Posted on May 26, 2016 by Matt Pressman
Tesla Motors [NASDAQ: TSLA] went public in 2010 and became the first American car company to do so since Ford Motor Company in 1956. One of the distinguishing characteristics of Tesla's disruptive business strategy has been its approach to selling its all-electric automobiles. In an unusual move, Tesla located many of its "stores" inside of shopping malls. And CNBC reports, "The 24 malls that list Tesla as a tenant average $940 in sales per square foot, compared to $835 for those without the carmaker in their directory, according to research by Green Street Advisors. Tesla's correlation to high-performing malls mimics that of another star Silicon Valley tenant: Apple."
Furthermore, it's reported that, "Both Tesla and Apple sell in-demand products with high price tags, which helps drive their store productivity. As a result, the malls in which they reside experience similar success. However, it's worth noting that both retailers seek out locations in well-to-do centers and geographies, making it a bit of a 'chicken versus the egg' scenario. For instance, Tesla has locations in three of what Green Street has ranked as America's top 10 malls — The Village at Corte Madera and Century City, both in California, and Hawaii's Ala Moana Center."
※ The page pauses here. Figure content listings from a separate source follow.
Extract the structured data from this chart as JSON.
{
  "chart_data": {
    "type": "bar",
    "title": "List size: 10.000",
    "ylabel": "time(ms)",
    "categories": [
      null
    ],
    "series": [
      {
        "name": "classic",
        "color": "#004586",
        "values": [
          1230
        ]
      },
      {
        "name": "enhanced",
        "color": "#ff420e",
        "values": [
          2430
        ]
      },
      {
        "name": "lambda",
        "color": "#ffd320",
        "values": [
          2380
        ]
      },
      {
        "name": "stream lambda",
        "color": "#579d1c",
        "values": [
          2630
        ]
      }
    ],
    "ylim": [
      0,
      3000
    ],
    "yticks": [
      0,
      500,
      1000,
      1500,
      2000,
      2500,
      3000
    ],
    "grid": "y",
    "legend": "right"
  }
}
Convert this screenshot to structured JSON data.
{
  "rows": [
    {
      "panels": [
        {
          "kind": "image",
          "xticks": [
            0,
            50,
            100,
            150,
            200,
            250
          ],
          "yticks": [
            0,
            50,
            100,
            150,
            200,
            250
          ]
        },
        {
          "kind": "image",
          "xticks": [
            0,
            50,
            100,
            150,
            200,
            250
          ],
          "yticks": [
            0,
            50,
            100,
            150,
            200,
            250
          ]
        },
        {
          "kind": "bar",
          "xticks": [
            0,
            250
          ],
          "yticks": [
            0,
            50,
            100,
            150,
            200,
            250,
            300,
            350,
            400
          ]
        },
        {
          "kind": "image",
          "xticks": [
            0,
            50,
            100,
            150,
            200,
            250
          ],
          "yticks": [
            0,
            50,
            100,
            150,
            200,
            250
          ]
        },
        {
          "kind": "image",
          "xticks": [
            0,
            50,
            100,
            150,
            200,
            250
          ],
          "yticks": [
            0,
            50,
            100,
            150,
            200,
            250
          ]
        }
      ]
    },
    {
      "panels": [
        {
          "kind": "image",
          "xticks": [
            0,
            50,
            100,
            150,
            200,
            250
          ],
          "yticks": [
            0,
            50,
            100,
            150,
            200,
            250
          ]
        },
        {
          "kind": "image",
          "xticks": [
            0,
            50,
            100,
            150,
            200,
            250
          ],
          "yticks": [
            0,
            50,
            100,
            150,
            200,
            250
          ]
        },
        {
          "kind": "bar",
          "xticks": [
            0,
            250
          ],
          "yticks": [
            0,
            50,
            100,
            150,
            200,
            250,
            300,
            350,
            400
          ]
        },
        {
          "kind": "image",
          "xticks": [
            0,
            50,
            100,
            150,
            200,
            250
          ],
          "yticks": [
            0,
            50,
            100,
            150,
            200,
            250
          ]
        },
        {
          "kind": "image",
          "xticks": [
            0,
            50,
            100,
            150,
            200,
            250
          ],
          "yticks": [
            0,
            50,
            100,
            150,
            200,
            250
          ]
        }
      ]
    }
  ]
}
To that end, Tesla is continuing to push its retail strategy further into popular high-end summer vacation locales. New York Post reports, "Just in time for summer, Tesla Motors, led by CEO Elon Musk, is tweaking its retail business plan and opening two stores at East Coast resorts — one in the Hamptons and another in Cape Cod... Slated to open Friday ahead of Memorial Day weekend, the stores will measure just over 1,500 square feet, on the small side for a Tesla store. Located at 50 Newton Lane in East Hampton and 11 Central Square in Cape Cod’s Mashpee Commons, the new shops are among the first in Tesla’s chain that will cater primarily to tourists."
However, in a handful of U.S. states, Tesla's direct sales strategy has met opposition from the franchise dealership lobby. Most recently, North Carolina has pushed back on Tesla opening a second sales location in the state. That said, Tesla is gaining traction in one of the key states that has proven difficult, Texas. It turns out that, "the carmaker won endorsement by state GOP convention delegates of letting consumers buy cars directly from manufacturers. It was an important victory for Elon Musk, Tesla’s chief executive, and one that showed there may be a weak link in the seemingly impenetrable army of auto dealers that has kept the California company from making major inroads in Texas. Nearly 90 percent of the more than 8,000 delegates supported the Tesla-backed language in the party platform."
Above: Professional racecar driver and Tesla owner, Leilani Münter, pictured with her Model S has been fighting in her home state of North Carolina for Tesla's right to open stores (Source: Autoblog)
Regardless, Tesla's retail model has proven both innovative and successful considering the rapid growth of the company. In fact, certain Tesla competitors have already begun to test a similar sales model themselves. Looking ahead, to support the Model 3, Tesla plans to double the number of stores it has worldwide to 441 by the end of next year. So we'll be sure to keep you updated on progress with Tesla's game-changing direct sales model.